A vinda de
artistas de nível nacional sempre gerou polêmica em Paranaguá. Neste ano, as
reclamações e dúvidas se repetem.
Para tirar dúvidas frequentes em grupos de whatsapp, no
facebook ou nos comentários, o prefeito Marcelo Roque foi convidado pela equipe
de jornalismo da Rádio Ilha do Mel FM.
“Agora nós estamos fazendo tudo dentro da legalidade. Fizemos
edital de chamamento para chamada de bandas locais, de locutores, assim como
com a empresa que fará contratação de shows na cidade”, explicou.
Paranaguá agora tem a lei 3.650 que garante a parceria com a
iniciativa privada. Trata-se de um termo de cooperação onde as empresas podem
doar bens e serviços sem ônus para o município.
Então a Prefeitura fez um novo edital de chamamento onde
foram definidas datas dos eventos e, em contrapartida a empresa que se
cadastrou, que ganhou, traz os shows para a cidade e ganha dinheiro com a venda
de espaço de publicidade. Todos os espaços de propaganda podem ser
comercializados pela própria empresa.
“Não sai nada dos cofres públicos. Município não tem dinheiro
para trazer cantor deste nível e eu jamais permitirei uma coisa dessas, usar dinheiro
público para pagar artistas de nível nacional. Mas o que foi feito, foi na
legalidade”, enfatizou o prefeito Marcelo Roque.

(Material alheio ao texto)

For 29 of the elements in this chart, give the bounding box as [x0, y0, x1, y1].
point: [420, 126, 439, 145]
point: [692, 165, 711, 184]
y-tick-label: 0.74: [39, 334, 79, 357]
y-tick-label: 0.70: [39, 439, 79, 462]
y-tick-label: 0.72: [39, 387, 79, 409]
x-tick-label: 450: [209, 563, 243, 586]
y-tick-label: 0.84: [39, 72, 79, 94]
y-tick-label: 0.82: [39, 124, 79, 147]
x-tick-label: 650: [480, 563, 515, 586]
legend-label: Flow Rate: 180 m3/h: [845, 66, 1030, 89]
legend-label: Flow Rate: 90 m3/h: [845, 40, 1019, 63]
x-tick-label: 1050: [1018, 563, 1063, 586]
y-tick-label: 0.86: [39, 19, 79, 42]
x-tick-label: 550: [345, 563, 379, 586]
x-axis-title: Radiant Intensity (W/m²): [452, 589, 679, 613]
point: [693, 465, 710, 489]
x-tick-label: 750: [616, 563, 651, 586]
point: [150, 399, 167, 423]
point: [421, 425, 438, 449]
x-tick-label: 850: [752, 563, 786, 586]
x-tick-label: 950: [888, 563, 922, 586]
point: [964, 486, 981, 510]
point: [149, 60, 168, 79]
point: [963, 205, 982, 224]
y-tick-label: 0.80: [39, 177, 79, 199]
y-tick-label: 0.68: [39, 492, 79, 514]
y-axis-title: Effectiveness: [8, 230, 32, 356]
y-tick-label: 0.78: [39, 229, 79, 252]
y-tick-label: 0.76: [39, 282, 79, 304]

Além disso, a Prefeitura fiscaliza este convênio e os gastos.
Além disso, os boletos de pagamento do parque, das barracas e dos stands também
serão levantados e apresentados à imprensa local.
A Festa do Pescador, que deu origem à Festa da Tainha, chega
aos seus 40 anos com famílias das comunidades de pescadores cuidando do ponto
alto da festa que concentra-se na gastronomia com diferentes formas da tainha
ser degustada.
Ambulantes
Por questões de segurança, o Corpo de Bombeiros proibiu a
atuação de vendedores ambulantes na Praça Mário Roque durante a Festa da
Tainha. De acordo com a Secretaria Municipal de Cultura e Turismo (Secultur), o
projeto contra incêndio determina condições de segurança. A Prefeitura de
Paranaguá (PMP) preocupada com o bom andamento do evento atendeu a ordem dos
Bombeiros.
A Secretaria Municipal de Serviços Urbanos (Semsu) cedeu 15
barracas aos ambulantes. Com isto, eles poderão trabalhar com dentro dos
padrões de segurança. Os demais vendedores irão ser transferidos para novas
áreas ao redor da festa. Os ambulantes que insistirem em permanecer ou atuar
dentro da Praça de Eventos podem inclusive, perder suas mercadorias. Com a
intenção de evitar acidentes, a Semsu solicita a não comercialização de
garrafas de vidro.
A Semsu destaca que toda a arrecadação com relação à ocupação
de solo, será contabilizada. No passado, o pagamento pelo território era feito
de forma informal e comprometia a destinação do dinheiro público aos cofres do
município. Neste ano, a Semsu mantém total controle por meio de boletos
bancários emitidos aos permissionário.